A publicação de Os Sertões, obra-prima de Euclides da Cunha, em 1902, balançou o mundo intelectual do começo do século XX. E não era por menos. O livro, resultado do contato do engenheiro e escritor ao cenário da Guerra de Canudos, surgia como uma denúncia da chacina promovida por ninguém menos que o Exército Brasileiro, que contou com o apoio das polícias de vários Estados na confederação e uma ampla aceitação da imprensa e opinião pública, que teve como palco os confins do sertão desconhecido da Bahia. Se esse não foi o último conflito que demarcaria a pacificação dos ânimos nacionais da então recém proclamada República, e aqui vale lembrar da Guerra do Contestado que eclodiu exatos dez anos à frente (1912-1918) nas fronteiras de Santa Catarina com Paraná e que infelizmente não teve a mesma acolhida narrativa promovida por Euclides, Canudos, sem dúvida, teve em Os Sertões o seu registro épico sem paralelo nas letras nacionais.

Não seria de se estranhar, então, que essa obra recebesse calorosas e entusiásticas acolhidas no “mundo das letras”, especialmente entre a intelectualidade brasileira. E nos parece que foi o caso de Oswald de Andrade, tema que abordaremos neste ensaio.

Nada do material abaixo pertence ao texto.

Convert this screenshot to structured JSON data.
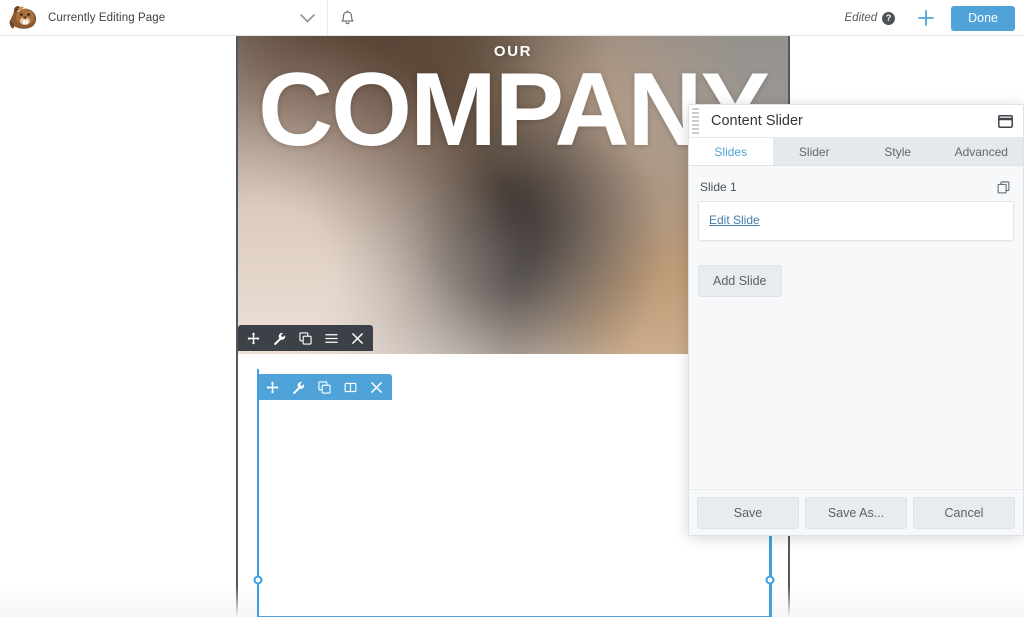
{
  "topbar": {
    "logo_icon": "beaver-logo-icon",
    "editing_label": "Currently Editing Page",
    "chevron_icon": "chevron-down-icon",
    "bell_icon": "bell-icon",
    "edited_text": "Edited",
    "help_icon": "?",
    "plus_icon": "plus-icon",
    "done_label": "Done",
    "accent_color": "#4fa3d8"
  },
  "canvas": {
    "hero": {
      "kicker": "OUR",
      "title": "COMPANY"
    },
    "row_toolbar": {
      "icons": [
        "move-icon",
        "wrench-icon",
        "duplicate-icon",
        "menu-icon",
        "close-icon"
      ],
      "background_color": "#3b4146"
    },
    "module_toolbar": {
      "icons": [
        "move-icon",
        "wrench-icon",
        "duplicate-icon",
        "columns-icon",
        "close-icon"
      ],
      "background_color": "#4fa3d8"
    },
    "resize_handles": [
      "left-resize-handle",
      "right-resize-handle"
    ]
  },
  "panel": {
    "title": "Content Slider",
    "grip_icon": "drag-grip-icon",
    "window_icon": "window-restore-icon",
    "tabs": [
      {
        "label": "Slides",
        "active": true
      },
      {
        "label": "Slider",
        "active": false
      },
      {
        "label": "Style",
        "active": false
      },
      {
        "label": "Advanced",
        "active": false
      }
    ],
    "slide": {
      "label": "Slide 1",
      "duplicate_icon": "duplicate-icon",
      "edit_link": "Edit Slide"
    },
    "add_slide_label": "Add Slide",
    "footer": {
      "save_label": "Save",
      "save_as_label": "Save As...",
      "cancel_label": "Cancel"
    }
  }
}
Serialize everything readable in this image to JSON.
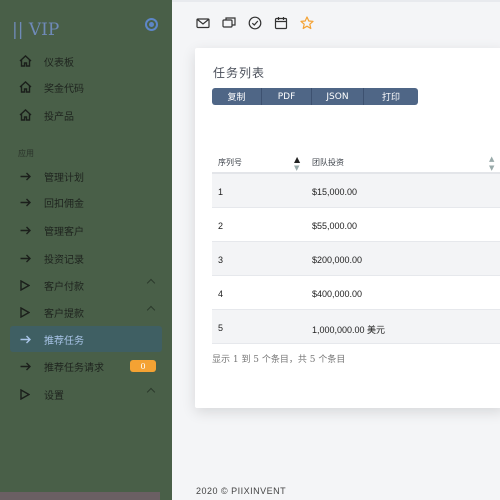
{
  "sidebar": {
    "brand": "|| VIP",
    "items": [
      {
        "label": "仪表板",
        "icon": "home-icon"
      },
      {
        "label": "奖金代码",
        "icon": "home-icon"
      },
      {
        "label": "投产品",
        "icon": "home-icon"
      }
    ],
    "section_label": "应用",
    "app_items": [
      {
        "label": "管理计划",
        "icon": "arrow-right-icon"
      },
      {
        "label": "回扣佣金",
        "icon": "arrow-right-icon"
      },
      {
        "label": "管理客户",
        "icon": "arrow-right-icon"
      },
      {
        "label": "投资记录",
        "icon": "arrow-right-icon"
      },
      {
        "label": "客户付款",
        "icon": "play-icon"
      },
      {
        "label": "客户提款",
        "icon": "play-icon"
      },
      {
        "label": "推荐任务",
        "icon": "arrow-right-icon"
      },
      {
        "label": "推荐任务请求",
        "icon": "arrow-right-icon",
        "badge": "0"
      },
      {
        "label": "设置",
        "icon": "play-icon"
      }
    ]
  },
  "topbar": {
    "icons": [
      "mail-icon",
      "chat-icon",
      "check-circle-icon",
      "calendar-icon",
      "star-icon"
    ]
  },
  "card": {
    "title": "任务列表",
    "buttons": [
      "复制",
      "PDF",
      "JSON",
      "打印"
    ],
    "columns": [
      "序列号",
      "团队投资"
    ],
    "rows": [
      {
        "serial": "1",
        "investment": "$15,000.00"
      },
      {
        "serial": "2",
        "investment": "$55,000.00"
      },
      {
        "serial": "3",
        "investment": "$200,000.00"
      },
      {
        "serial": "4",
        "investment": "$400,000.00"
      },
      {
        "serial": "5",
        "investment": "1,000,000.00 美元"
      }
    ],
    "info": "显示 1 到 5 个条目，共 5 个条目"
  },
  "footer": "2020 © PIIXINVENT",
  "colors": {
    "sidebar_bg": "#495f48",
    "active_item_bg": "#3f5f63",
    "button_bg": "#4f6686",
    "badge_bg": "#f4a233",
    "star": "#f4a233"
  }
}
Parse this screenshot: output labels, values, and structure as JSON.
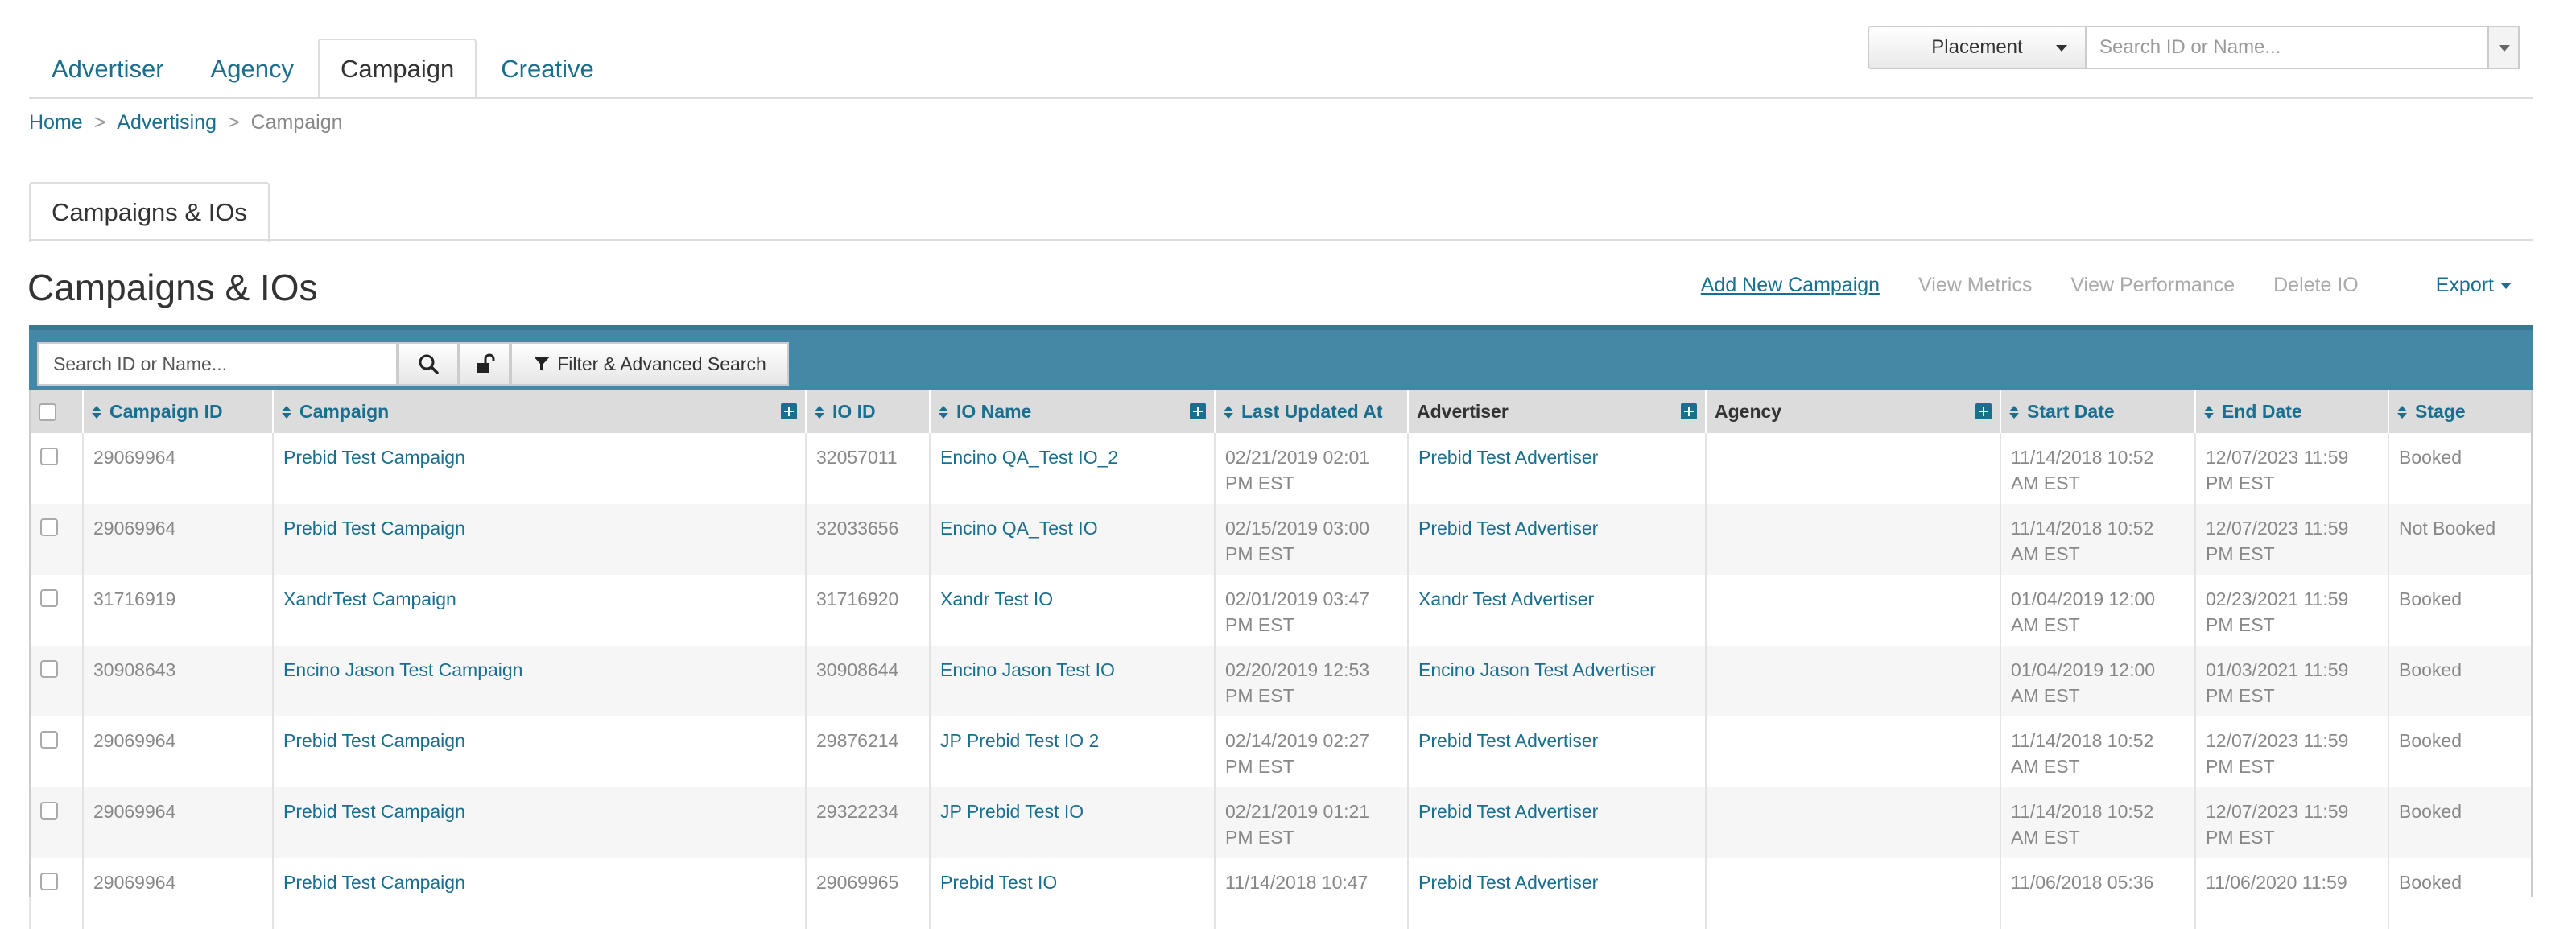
{
  "nav": {
    "tabs": [
      {
        "label": "Advertiser"
      },
      {
        "label": "Agency"
      },
      {
        "label": "Campaign"
      },
      {
        "label": "Creative"
      }
    ],
    "active_tab": "Campaign"
  },
  "top_search": {
    "selector_value": "Placement",
    "placeholder": "Search ID or Name..."
  },
  "breadcrumb": {
    "items": [
      "Home",
      "Advertising",
      "Campaign"
    ],
    "separator": ">"
  },
  "sub_tabs": {
    "active": "Campaigns & IOs"
  },
  "page_title": "Campaigns & IOs",
  "actions": {
    "add": "Add New Campaign",
    "view_metrics": "View Metrics",
    "view_performance": "View Performance",
    "delete": "Delete IO",
    "export": "Export"
  },
  "toolbar": {
    "search_placeholder": "Search ID or Name...",
    "filter_label": "Filter & Advanced Search"
  },
  "table": {
    "columns": [
      "Campaign ID",
      "Campaign",
      "IO ID",
      "IO Name",
      "Last Updated At",
      "Advertiser",
      "Agency",
      "Start Date",
      "End Date",
      "Stage"
    ],
    "rows": [
      {
        "campaign_id": "29069964",
        "campaign": "Prebid Test Campaign",
        "io_id": "32057011",
        "io_name": "Encino QA_Test IO_2",
        "updated_1": "02/21/2019 02:01",
        "updated_2": "PM EST",
        "advertiser": "Prebid Test Advertiser",
        "agency": "",
        "start_1": "11/14/2018 10:52",
        "start_2": "AM EST",
        "end_1": "12/07/2023 11:59",
        "end_2": "PM EST",
        "stage": "Booked"
      },
      {
        "campaign_id": "29069964",
        "campaign": "Prebid Test Campaign",
        "io_id": "32033656",
        "io_name": "Encino QA_Test IO",
        "updated_1": "02/15/2019 03:00",
        "updated_2": "PM EST",
        "advertiser": "Prebid Test Advertiser",
        "agency": "",
        "start_1": "11/14/2018 10:52",
        "start_2": "AM EST",
        "end_1": "12/07/2023 11:59",
        "end_2": "PM EST",
        "stage": "Not Booked"
      },
      {
        "campaign_id": "31716919",
        "campaign": "XandrTest Campaign",
        "io_id": "31716920",
        "io_name": "Xandr Test IO",
        "updated_1": "02/01/2019 03:47",
        "updated_2": "PM EST",
        "advertiser": "Xandr Test Advertiser",
        "agency": "",
        "start_1": "01/04/2019 12:00",
        "start_2": "AM EST",
        "end_1": "02/23/2021 11:59",
        "end_2": "PM EST",
        "stage": "Booked"
      },
      {
        "campaign_id": "30908643",
        "campaign": "Encino Jason Test Campaign",
        "io_id": "30908644",
        "io_name": "Encino Jason Test IO",
        "updated_1": "02/20/2019 12:53",
        "updated_2": "PM EST",
        "advertiser": "Encino Jason Test Advertiser",
        "agency": "",
        "start_1": "01/04/2019 12:00",
        "start_2": "AM EST",
        "end_1": "01/03/2021 11:59",
        "end_2": "PM EST",
        "stage": "Booked"
      },
      {
        "campaign_id": "29069964",
        "campaign": "Prebid Test Campaign",
        "io_id": "29876214",
        "io_name": "JP Prebid Test IO 2",
        "updated_1": "02/14/2019 02:27",
        "updated_2": "PM EST",
        "advertiser": "Prebid Test Advertiser",
        "agency": "",
        "start_1": "11/14/2018 10:52",
        "start_2": "AM EST",
        "end_1": "12/07/2023 11:59",
        "end_2": "PM EST",
        "stage": "Booked"
      },
      {
        "campaign_id": "29069964",
        "campaign": "Prebid Test Campaign",
        "io_id": "29322234",
        "io_name": "JP Prebid Test IO",
        "updated_1": "02/21/2019 01:21",
        "updated_2": "PM EST",
        "advertiser": "Prebid Test Advertiser",
        "agency": "",
        "start_1": "11/14/2018 10:52",
        "start_2": "AM EST",
        "end_1": "12/07/2023 11:59",
        "end_2": "PM EST",
        "stage": "Booked"
      },
      {
        "campaign_id": "29069964",
        "campaign": "Prebid Test Campaign",
        "io_id": "29069965",
        "io_name": "Prebid Test IO",
        "updated_1": "11/14/2018 10:47",
        "updated_2": "",
        "advertiser": "Prebid Test Advertiser",
        "agency": "",
        "start_1": "11/06/2018 05:36",
        "start_2": "",
        "end_1": "11/06/2020 11:59",
        "end_2": "",
        "stage": "Booked"
      }
    ]
  }
}
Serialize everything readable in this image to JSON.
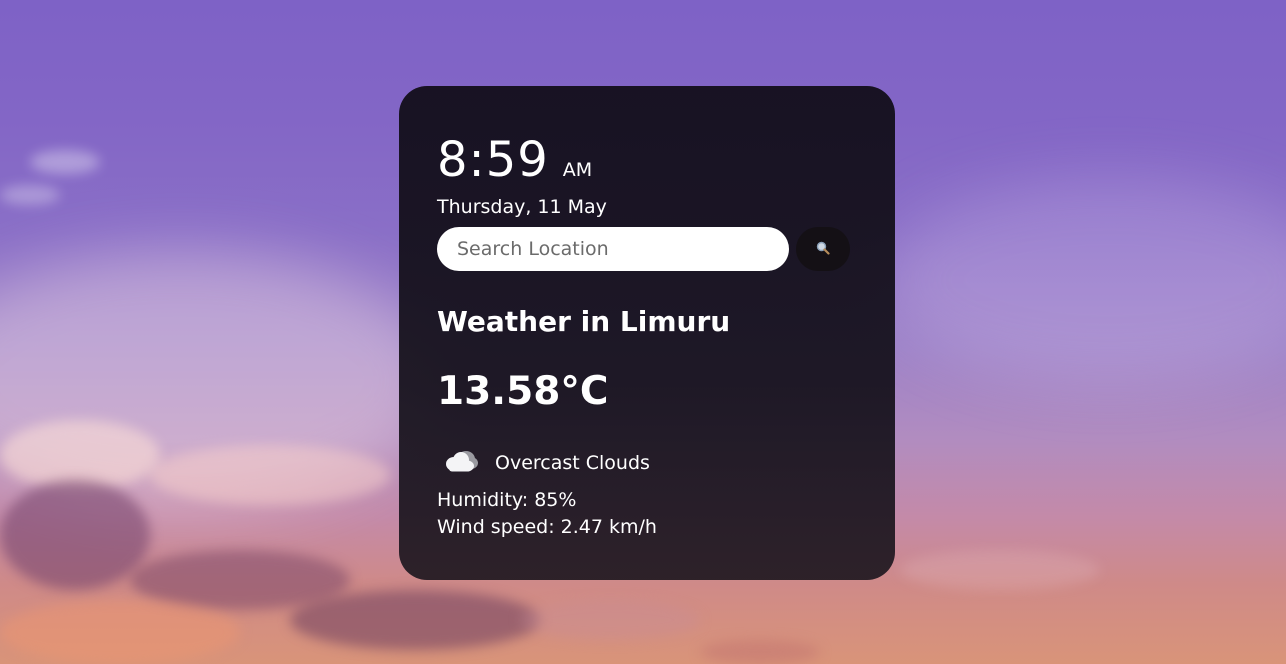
{
  "clock": {
    "time": "8:59",
    "period": "AM",
    "date": "Thursday, 11 May"
  },
  "search": {
    "placeholder": "Search Location",
    "value": "",
    "button_icon": "search-icon"
  },
  "weather": {
    "title": "Weather in Limuru",
    "temperature": "13.58°C",
    "condition": "Overcast Clouds",
    "condition_icon": "cloud-icon",
    "humidity": "Humidity: 85%",
    "wind": "Wind speed: 2.47 km/h"
  },
  "colors": {
    "card_background": "#16121c",
    "search_field": "#ffffff",
    "search_button": "#141015",
    "text": "#ffffff"
  }
}
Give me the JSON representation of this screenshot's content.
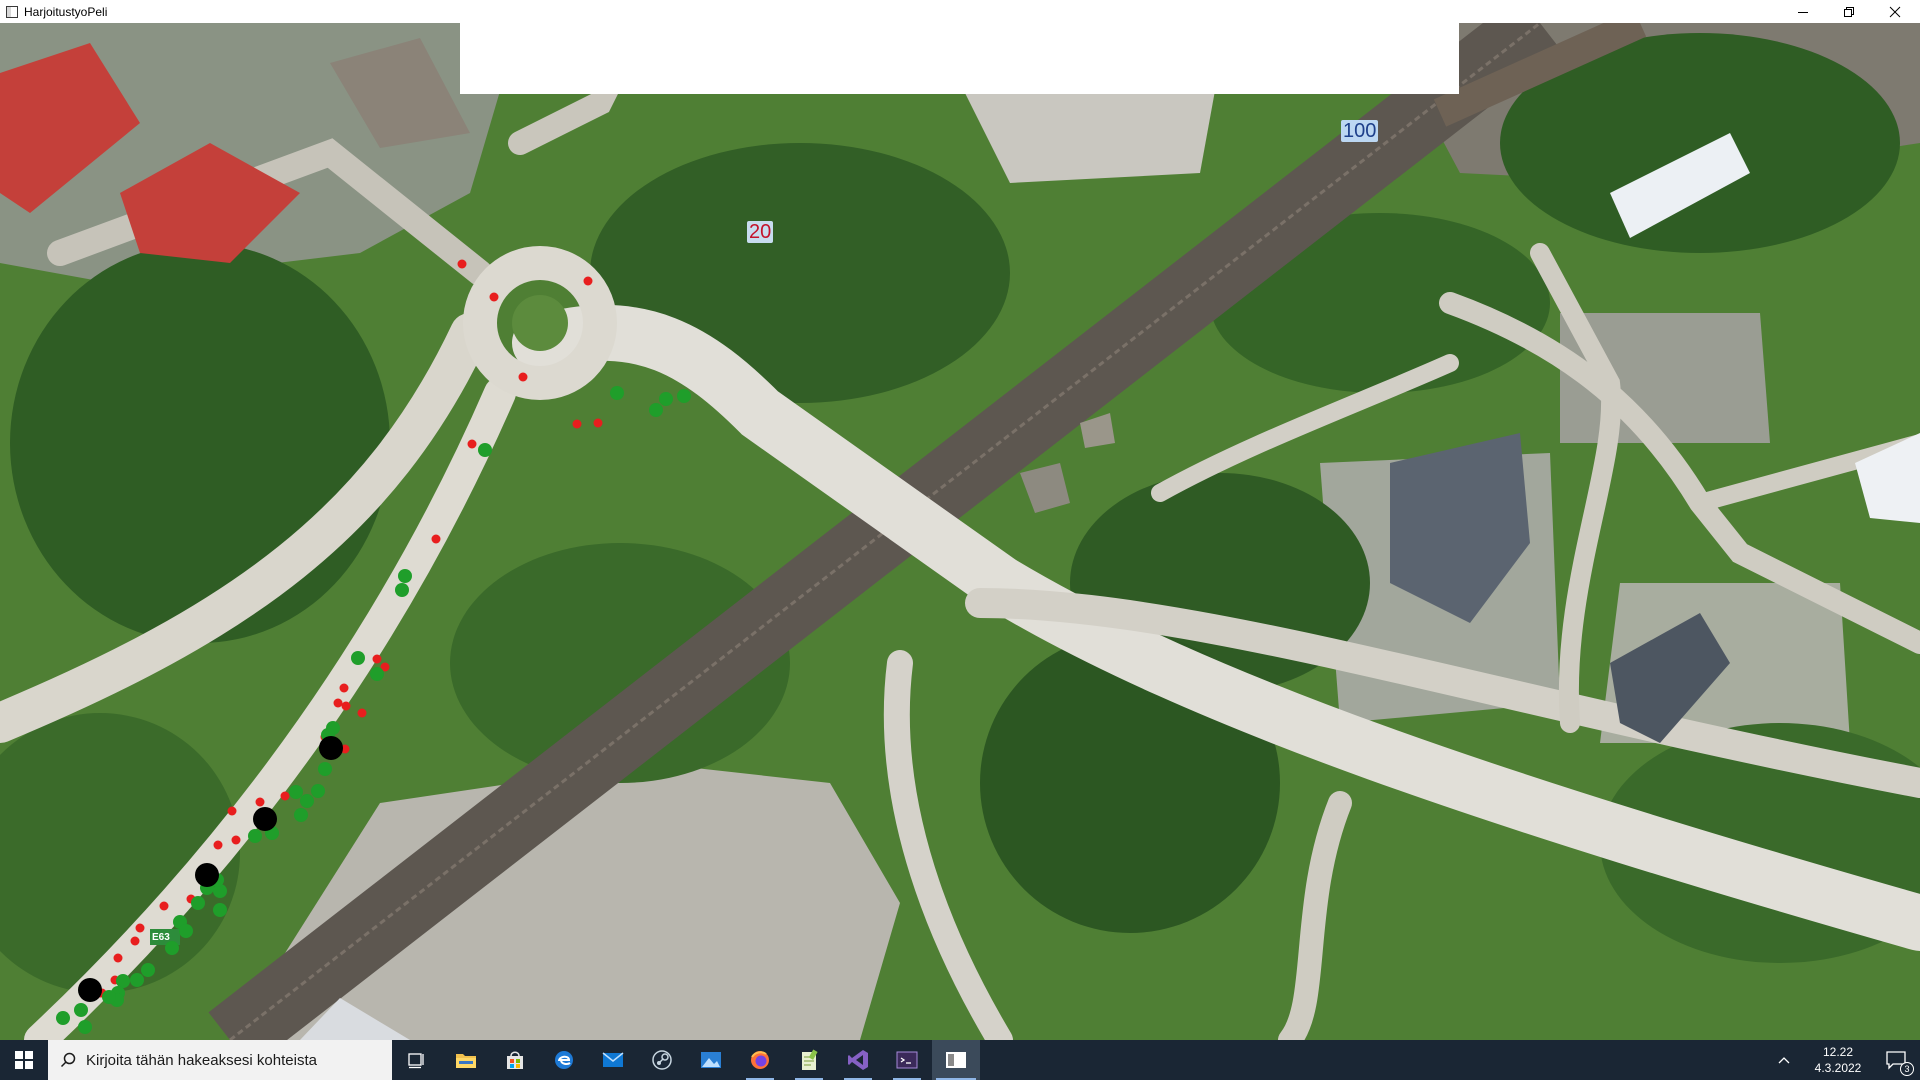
{
  "window": {
    "title": "HarjoitustyoPeli",
    "controls": [
      "minimize",
      "maximize",
      "close"
    ]
  },
  "game": {
    "speed_signs": [
      {
        "text": "100"
      },
      {
        "text": "20"
      }
    ],
    "route_marker": "E63",
    "legend": {
      "colors": {
        "red": "#e81e1e",
        "green": "#1f9e2a",
        "black": "#000000"
      }
    }
  },
  "taskbar": {
    "search_placeholder": "Kirjoita tähän hakeaksesi kohteista",
    "pinned": [
      "task-view",
      "file-explorer",
      "microsoft-store",
      "edge",
      "mail",
      "steam",
      "photos",
      "firefox",
      "notepad-plus-plus",
      "visual-studio",
      "terminal",
      "harjoitustyopeli"
    ],
    "clock": {
      "time": "12.22",
      "date": "4.3.2022"
    },
    "notifications_count": "3"
  }
}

Ao percorrermos a produção do escritor paulista, contudo, as primeiras menções a Euclides e/ou a sua obra, assim como a figura de Antônio Conselheiro ou a Canudos mais diretamente, somente aparecem, mas de forma bem tímida, nos anos 1930, período de militância comunista de Oswald de Andrade. Até então, podemos dizer que ao “escritor modernista” pouco interesse havia despertado a obra euclidiana. O que não deixa de ser um fato curioso, dado que, se não pela linguagem, ao menos o tema seria de supor ter encontrado acolhida nas discussões sobre a originalidade da nacionalidade brasileira tão procurada pelos modernistas dos anos 1920. Entretanto, o interesse maior do escritor teria se dado mesmo, de forma mais efetiva, em sua produção e reflexões dos anos 1940 e 1950.

Para este ensaio, usaremos uma carta-texto que supostamente teria sido endereçada ao escritor Monteiro Lobato e publicada em Ponta de lança: polêmicas, livro publicado no ano de 1945 que, segundo Oswald, seu organizador, foi composto de “artigos e conferências” resultado de sua “atividade jornalística, durante o ano de 1943,[1] constante da colaboração no Estado,[2] no Diário de São Paulo e na Folha da Manhã”.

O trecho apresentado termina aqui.